Courtesy of Scott Olsen

The decision last month by the National Labor Relations Board to order union elections in nine of Yale’s academic departments put one long-running legal dispute to rest — but it may also have paved the way for another.

In the decision, NLRB Regional Director John Walsh did not clarify whether masters and professional students in the nine departments — a group that will be eligible to vote in six of the nine departmental elections — will have their votes counted, setting up a potential eligibility dispute much like the one that has prolonged the ongoing union election process at Harvard.

“We know from situations at other universities that determining who is eligible to vote in these kinds of elections can be quite conflictual,” University President Peter Salovey told the News last week. “It is not a straightforward question.”

Only students who are currently teaching in the nine departments — including Ph.D. students based in those departments, Ph.D. students based in other departments and masters and professional students — will be allowed to vote in the departmental elections this spring, although the exact dates have not been announced. But according to the NLRB decision, the master’s and professional students will vote under challenge, meaning that their eligibility may not be determined until after the elections.

According to Graduate School Associate Dean Pamela Schirmeister, six of the nine departments will have non-Ph.D. voters, with the highest concentrations in East Asian Languages and Literatures and Political Science.

“We’re still talking about 20 percent of the voters who are not Ph.D. students in any department, and a higher percentage who are not Ph.D. students in the voting departments,” Schirmeister said.

Stanford law professor and former NLRB Chairman William Gould said the NLRB’s Local 33 ruling did not resolve the eligibility of masters and professional students because doing so would be time-consuming and might delay the elections.

“What the board will often do is once the vote comes in, then they will see what the margin of victory or defeat for the union is, and whether the challenges would affect that outcome,” Gould said.

If the number of challenged ballots proved greater than the margin deciding one of the elections, the NLRB would have to determine whether each individual master’s and professional student was eligible to vote, he said.

And as the election process at Harvard has demonstrated, high-stakes disputes over voter eligibility can drag on for months.

In November, the Harvard Graduate Student Union-United Auto Workers became the first graduate student union to hold an election since the August decision. But at the moment, Harvard and the HGSU-UAW are mired in legal disputes over the eligibility of more than 300 voters, enough to swing the result of the schoolwide election. The 300 voters include graduate students who are not currently on Harvard’s payroll but have taught in the past — a group that is ineligible to vote under the terms of the Local 33 elections. An NLRB hearing on the matter is scheduled for Feb. 21.

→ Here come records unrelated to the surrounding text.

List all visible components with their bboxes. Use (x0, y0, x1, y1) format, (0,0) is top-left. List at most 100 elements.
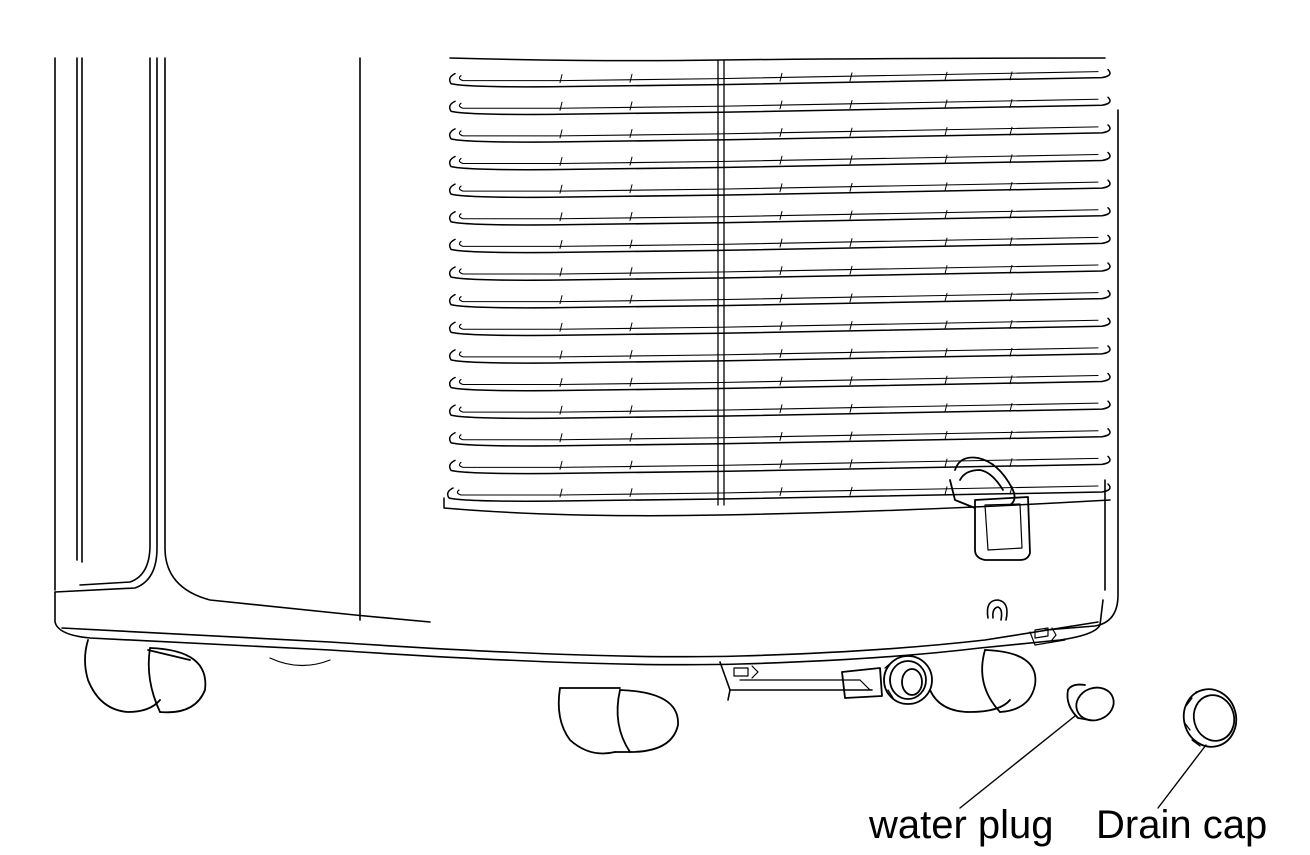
grille-line (629, 128, 633, 138)
grille-line (559, 74, 563, 84)
grille-line (779, 210, 783, 220)
grille-line (779, 404, 783, 414)
grille-line (779, 321, 783, 331)
grille-line (944, 99, 948, 109)
grille-line (779, 349, 783, 359)
grille-line (629, 211, 633, 221)
grille-line (779, 72, 783, 82)
grille-line (629, 405, 633, 415)
grille-line (448, 207, 1111, 226)
grille-line (448, 68, 1111, 88)
grille-line (1009, 181, 1013, 191)
grille-line (456, 485, 1099, 496)
grille-line (458, 236, 1099, 247)
grille-line (448, 400, 1111, 420)
grille-line (448, 372, 1111, 392)
grille-line (944, 209, 948, 219)
grille-line (629, 101, 633, 111)
grille-line (1009, 375, 1013, 385)
grille-line (559, 295, 563, 305)
grille-line (849, 403, 853, 413)
drain-loop (986, 599, 1008, 621)
grille-line (559, 184, 563, 194)
grille-line (448, 96, 1111, 116)
grille-line (559, 350, 563, 360)
grille-line (458, 292, 1099, 303)
grille-line (849, 182, 853, 192)
grille-line (559, 267, 563, 277)
grille-line (1009, 237, 1013, 247)
grille-line (458, 264, 1099, 275)
grille-line (559, 157, 563, 166)
grille-line (849, 459, 853, 469)
grille-line (559, 239, 563, 249)
grille-line (779, 100, 783, 110)
grille-line (448, 289, 1111, 309)
grille-line (849, 210, 853, 220)
grille-line (1009, 430, 1013, 440)
grille-line (849, 486, 853, 496)
grille-line (458, 181, 1099, 192)
grille-line (458, 457, 1099, 468)
unit-base (54, 591, 1104, 701)
grille-line (944, 375, 948, 385)
grille-line (629, 294, 633, 304)
water-plug-leader (959, 715, 1076, 809)
grille-line (458, 430, 1099, 441)
grille-line (1009, 126, 1013, 136)
drain-cap-part (1182, 688, 1238, 748)
grille-line (779, 459, 783, 469)
grille-line (944, 403, 948, 413)
grille-line (779, 183, 783, 193)
grille-line (1009, 264, 1013, 274)
grille-line (944, 430, 948, 440)
grille-line (1009, 320, 1013, 330)
grille-line (944, 486, 948, 496)
grille-line (944, 458, 948, 468)
caster-middle (557, 687, 679, 755)
grille-line (629, 239, 633, 249)
grille-line (559, 101, 563, 111)
left-side-panel (54, 57, 158, 593)
grille-line (458, 153, 1099, 165)
grille-line (1009, 99, 1013, 109)
grille-line (458, 374, 1099, 386)
grille-line (944, 182, 948, 192)
grille-line (629, 432, 633, 442)
grille-line (629, 184, 633, 194)
water-plug-part (1066, 683, 1115, 722)
grille-line (944, 292, 948, 302)
hose-hanger (949, 456, 1031, 561)
grille-line (1009, 402, 1013, 412)
grille-line (458, 319, 1099, 330)
grille-line (1009, 209, 1013, 219)
grille-line (443, 497, 1111, 517)
grille-line (849, 238, 853, 248)
grille-line (449, 57, 1106, 62)
grille-line (944, 237, 948, 247)
grille-line (849, 155, 853, 165)
grille-line (559, 433, 563, 443)
grille-line (849, 293, 853, 303)
grille-line (458, 98, 1099, 109)
grille-line (629, 322, 633, 332)
grille-line (458, 126, 1099, 137)
grille-line (629, 73, 633, 83)
grille-line (559, 129, 563, 139)
grille-line (944, 127, 948, 137)
grille-line (849, 321, 853, 331)
grille-line (1009, 71, 1013, 81)
grille-line (448, 124, 1111, 143)
grille-line (849, 376, 853, 386)
grille-line (629, 156, 633, 166)
base-marks (733, 627, 1057, 679)
unit-body (164, 57, 1119, 631)
grille-line (944, 71, 948, 81)
grille-line (458, 402, 1099, 413)
grille-line (1009, 292, 1013, 302)
grille-line (448, 428, 1111, 447)
grille-line (849, 431, 853, 441)
grille-line (944, 265, 948, 275)
grille-line (849, 72, 853, 82)
front-grille (443, 57, 1111, 517)
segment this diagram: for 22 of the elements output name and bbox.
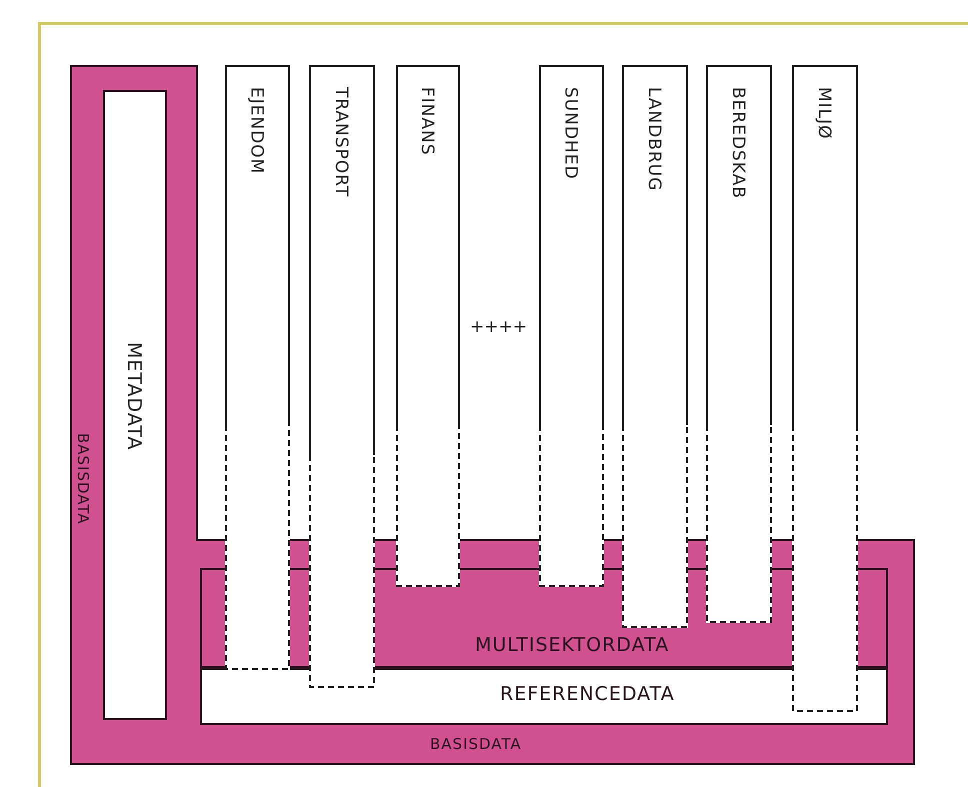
column-label: LANDBRUG [644, 87, 664, 192]
column-label: FINANS [417, 87, 437, 156]
column-label: EJENDOM [246, 87, 266, 174]
column-label: BEREDSKAB [728, 87, 748, 199]
band-label: BASISDATA [430, 735, 522, 753]
ellipsis-text: ++++ [470, 317, 527, 337]
sector-column [706, 65, 772, 623]
vertical-box [103, 90, 167, 720]
band-label: BASISDATA [74, 433, 92, 525]
column-label: MILJØ [814, 87, 834, 140]
sector-column [539, 65, 604, 587]
sector-column [309, 65, 375, 688]
band-label: REFERENCEDATA [500, 683, 675, 705]
column-label: SUNDHED [560, 87, 580, 180]
band-label: MULTISEKTORDATA [475, 634, 670, 656]
column-label: TRANSPORT [331, 87, 351, 198]
sector-column [225, 65, 290, 670]
sector-column [622, 65, 688, 628]
sector-column [792, 65, 858, 712]
sector-column [396, 65, 460, 587]
box-label: METADATA [123, 342, 145, 450]
layer-band [200, 668, 888, 725]
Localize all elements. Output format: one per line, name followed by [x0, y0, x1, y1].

The legal delays at Harvard have hardened the resolve of HGSU-UAW opponents. In December, Jae Hyeon Lee, a Harvard graduate student who has led the opposition to HGSU-UAW, told the News that the delays reinforced his concerns about the union’s ability to resolve conflicts.

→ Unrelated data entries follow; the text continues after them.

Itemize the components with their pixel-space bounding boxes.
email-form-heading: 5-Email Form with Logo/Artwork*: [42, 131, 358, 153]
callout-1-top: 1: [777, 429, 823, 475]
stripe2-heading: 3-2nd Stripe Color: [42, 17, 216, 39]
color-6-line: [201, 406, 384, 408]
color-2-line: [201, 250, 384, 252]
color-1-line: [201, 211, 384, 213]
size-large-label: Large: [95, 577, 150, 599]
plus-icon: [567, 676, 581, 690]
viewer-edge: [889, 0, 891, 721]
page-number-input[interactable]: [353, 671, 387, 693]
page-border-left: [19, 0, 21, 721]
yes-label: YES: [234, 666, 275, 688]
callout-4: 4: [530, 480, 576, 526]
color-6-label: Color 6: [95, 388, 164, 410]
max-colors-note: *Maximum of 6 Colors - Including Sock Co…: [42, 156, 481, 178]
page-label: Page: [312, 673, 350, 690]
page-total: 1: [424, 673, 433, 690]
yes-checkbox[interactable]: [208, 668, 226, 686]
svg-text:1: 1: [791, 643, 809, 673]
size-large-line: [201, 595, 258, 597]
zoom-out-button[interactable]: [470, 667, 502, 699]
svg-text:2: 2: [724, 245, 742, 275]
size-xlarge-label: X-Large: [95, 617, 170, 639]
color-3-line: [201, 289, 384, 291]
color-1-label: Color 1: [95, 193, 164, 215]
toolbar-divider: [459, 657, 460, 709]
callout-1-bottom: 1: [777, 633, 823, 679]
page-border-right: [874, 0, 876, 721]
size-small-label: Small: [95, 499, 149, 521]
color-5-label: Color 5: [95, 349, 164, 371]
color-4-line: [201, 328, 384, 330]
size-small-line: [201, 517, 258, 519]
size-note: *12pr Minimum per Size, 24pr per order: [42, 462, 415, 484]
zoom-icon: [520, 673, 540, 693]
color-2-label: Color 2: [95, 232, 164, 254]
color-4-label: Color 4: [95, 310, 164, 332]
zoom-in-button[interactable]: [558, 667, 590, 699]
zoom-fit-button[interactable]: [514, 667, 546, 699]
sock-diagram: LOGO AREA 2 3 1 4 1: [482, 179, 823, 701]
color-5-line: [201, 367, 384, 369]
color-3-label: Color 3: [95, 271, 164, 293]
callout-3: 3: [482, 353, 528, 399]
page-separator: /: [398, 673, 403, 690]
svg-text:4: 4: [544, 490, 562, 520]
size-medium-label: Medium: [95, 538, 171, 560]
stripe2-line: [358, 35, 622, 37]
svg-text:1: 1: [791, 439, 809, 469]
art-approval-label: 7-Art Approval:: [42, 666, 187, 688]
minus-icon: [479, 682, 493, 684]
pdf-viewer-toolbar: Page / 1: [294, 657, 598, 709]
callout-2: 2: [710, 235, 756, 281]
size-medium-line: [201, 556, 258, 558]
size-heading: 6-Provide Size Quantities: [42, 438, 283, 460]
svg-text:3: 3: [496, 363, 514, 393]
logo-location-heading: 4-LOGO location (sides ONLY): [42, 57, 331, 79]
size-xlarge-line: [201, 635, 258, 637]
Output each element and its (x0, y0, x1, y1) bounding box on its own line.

And already at Yale, the eligibility rules outlined in the NLRB decision have generated outrage from union opponents, who argue that every student in the nine departments should be allowed to vote.

Still, in an interview, Gould defended the NLRB’s eligibility rules, saying it would be “impossible to speculate” about whether certain ineligible students in the nine departments might teach in the future.

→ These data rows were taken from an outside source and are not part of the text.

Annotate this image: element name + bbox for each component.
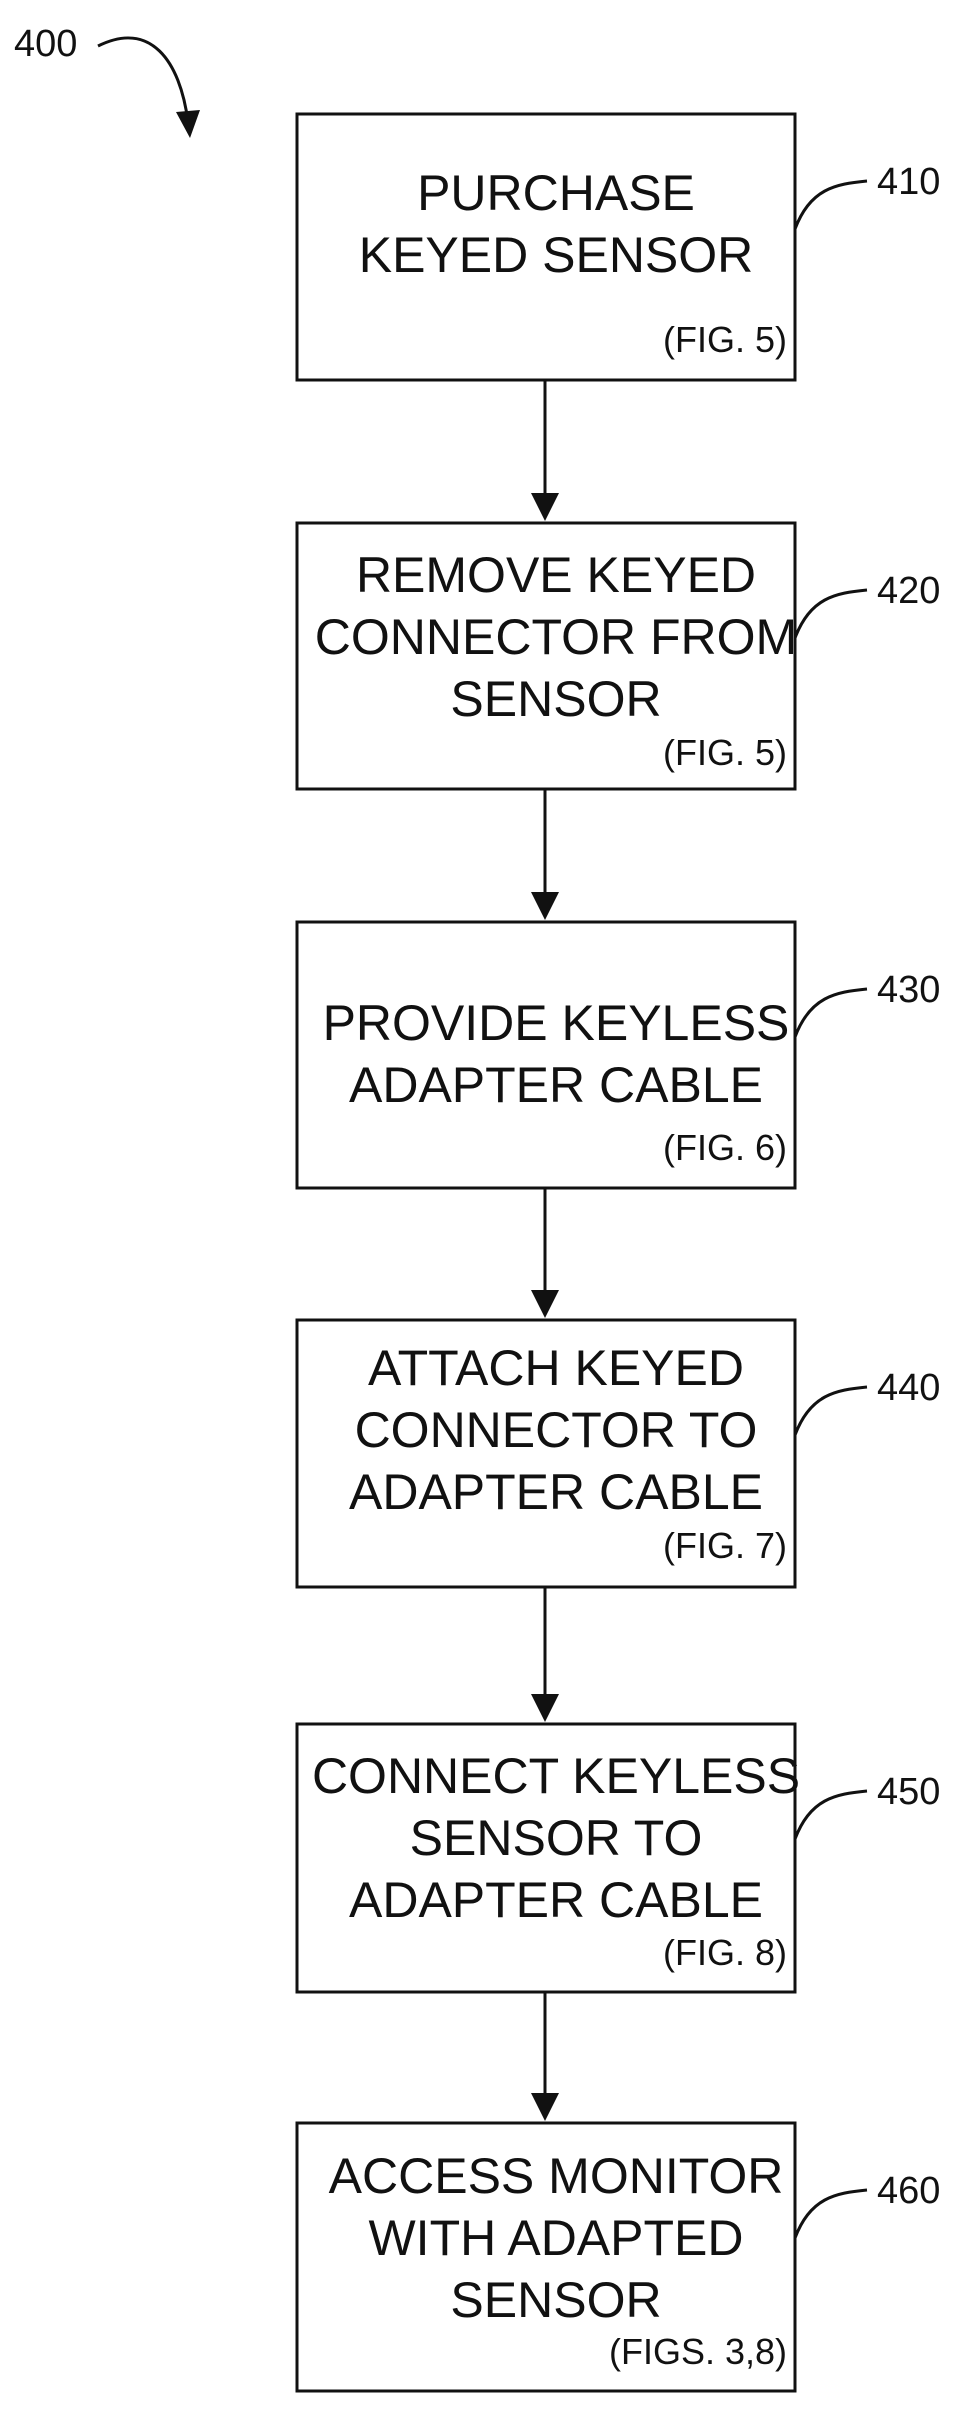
figure-pointer-arrow <box>98 38 188 122</box>
step-text-line: SENSOR <box>450 2272 661 2328</box>
step-reference-numeral: 450 <box>877 1771 940 1813</box>
step-figure-reference: (FIG. 6) <box>663 1127 787 1168</box>
step-text-line: KEYED SENSOR <box>359 227 754 283</box>
step-reference-numeral: 420 <box>877 570 940 612</box>
flow-arrow <box>531 1188 559 1318</box>
figure-pointer-arrowhead <box>176 110 200 138</box>
reference-leader-line <box>795 989 867 1037</box>
step-reference-numeral: 410 <box>877 161 940 203</box>
process-step-410: PURCHASE KEYED SENSOR (FIG. 5) 410 <box>297 114 940 380</box>
flow-arrow <box>531 380 559 521</box>
step-text-line: SENSOR TO <box>410 1810 703 1866</box>
step-text-line: ADAPTER CABLE <box>349 1872 763 1928</box>
step-text-line: PROVIDE KEYLESS <box>323 995 790 1051</box>
reference-leader-line <box>795 1387 867 1435</box>
step-figure-reference: (FIG. 5) <box>663 732 787 773</box>
flow-arrowhead <box>531 1290 559 1318</box>
flow-arrowhead <box>531 2093 559 2121</box>
step-text-line: REMOVE KEYED <box>356 547 756 603</box>
flow-arrowhead <box>531 1694 559 1722</box>
flow-arrow <box>531 1992 559 2121</box>
process-step-450: CONNECT KEYLESS SENSOR TO ADAPTER CABLE(FI… <box>297 1724 940 1992</box>
flow-arrowhead <box>531 493 559 521</box>
step-text-line: WITH ADAPTED <box>368 2210 743 2266</box>
step-figure-reference: (FIG. 5) <box>663 319 787 360</box>
figure-number-label: 400 <box>14 23 77 65</box>
step-text-line: SENSOR <box>450 671 661 727</box>
step-text-line: PURCHASE <box>417 165 695 221</box>
step-text-line: ATTACH KEYED <box>368 1340 744 1396</box>
step-text-line: CONNECTOR TO <box>355 1402 758 1458</box>
reference-leader-line <box>795 1791 867 1839</box>
process-step-420: REMOVE KEYED CONNECTOR FROM SENSOR(FIG. 5)… <box>297 523 940 789</box>
reference-leader-line <box>795 2190 867 2238</box>
step-figure-reference: (FIG. 8) <box>663 1932 787 1973</box>
step-text-line: ACCESS MONITOR <box>329 2148 784 2204</box>
process-step-430: PROVIDE KEYLESS ADAPTER CABLE (FIG. 6) 430 <box>297 922 940 1188</box>
reference-leader-line <box>795 590 867 638</box>
process-step-460: ACCESS MONITOR WITH ADAPTED SENSOR(FIGS. 3… <box>297 2123 940 2391</box>
reference-leader-line <box>795 181 867 229</box>
step-reference-numeral: 460 <box>877 2170 940 2212</box>
step-figure-reference: (FIGS. 3,8) <box>609 2331 787 2372</box>
step-reference-numeral: 440 <box>877 1367 940 1409</box>
process-step-440: ATTACH KEYED CONNECTOR TO ADAPTER CABLE (FI… <box>297 1320 940 1587</box>
flow-arrowhead <box>531 892 559 920</box>
step-text-line: CONNECTOR FROM <box>315 609 797 665</box>
step-figure-reference: (FIG. 7) <box>663 1525 787 1566</box>
step-text-line: CONNECT KEYLESS <box>312 1748 800 1804</box>
step-text-line: ADAPTER CABLE <box>349 1464 763 1520</box>
steps-layer: PURCHASE KEYED SENSOR (FIG. 5) 410REMOVE KE… <box>297 114 940 2391</box>
flow-arrow <box>531 789 559 920</box>
flow-arrow <box>531 1587 559 1722</box>
step-text-line: ADAPTER CABLE <box>349 1057 763 1113</box>
step-reference-numeral: 430 <box>877 969 940 1011</box>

“There would be no way that you could address that in an evidentiary hearing,” Gould said.

After Local 33 filed for departmental elections in August, just a few days after the landmark NLRB ruling, Yale contested that strategy in labor court, putting the union effort on hold for the rest of the semester. But the decision in January, based on a controversial labor board precedent, means that Local 33 will hold departmental labor elections this spring.

Any subsequent legal delays would play into the hands of Yale’s lawyers, who are currently considering whether to file an appeal against the NLRB decision. With President Donald Trump in the White House, the membership of the NLRB is likely to change dramatically in the coming years, putting the board’s August decision on “the endangered species list,” according to Duke labor expert Dan Bowling.

Local 33 Chair Aaron Greenberg GRD ’18 said he does not anticipate similar delays to the ones at Harvard. But Elizabeth Mo GRD ’18 — one of the leaders of the anti-Local 33 group GASO, a pun on the former incarnation of the union, the Graduate Employees and Students Organization — said she can foresee a prolonged legal fight over eligibility, and that it would not be in the best interests of graduate students.

“Everything else is on hold while the delays are worked out, including things like child care,” Mo said. “That’s the part that would be most frustrating.”

Last semester, Yale was expected to announce new child care subsidies to support student parents in the Graduate School of Arts and Sciences. But the University froze that initiative after Local 33 filed for elections, fearing that the announcement of new benefits could provoke an unfair labor practice charge.

The Local 33 precursor GESO was founded in 1990.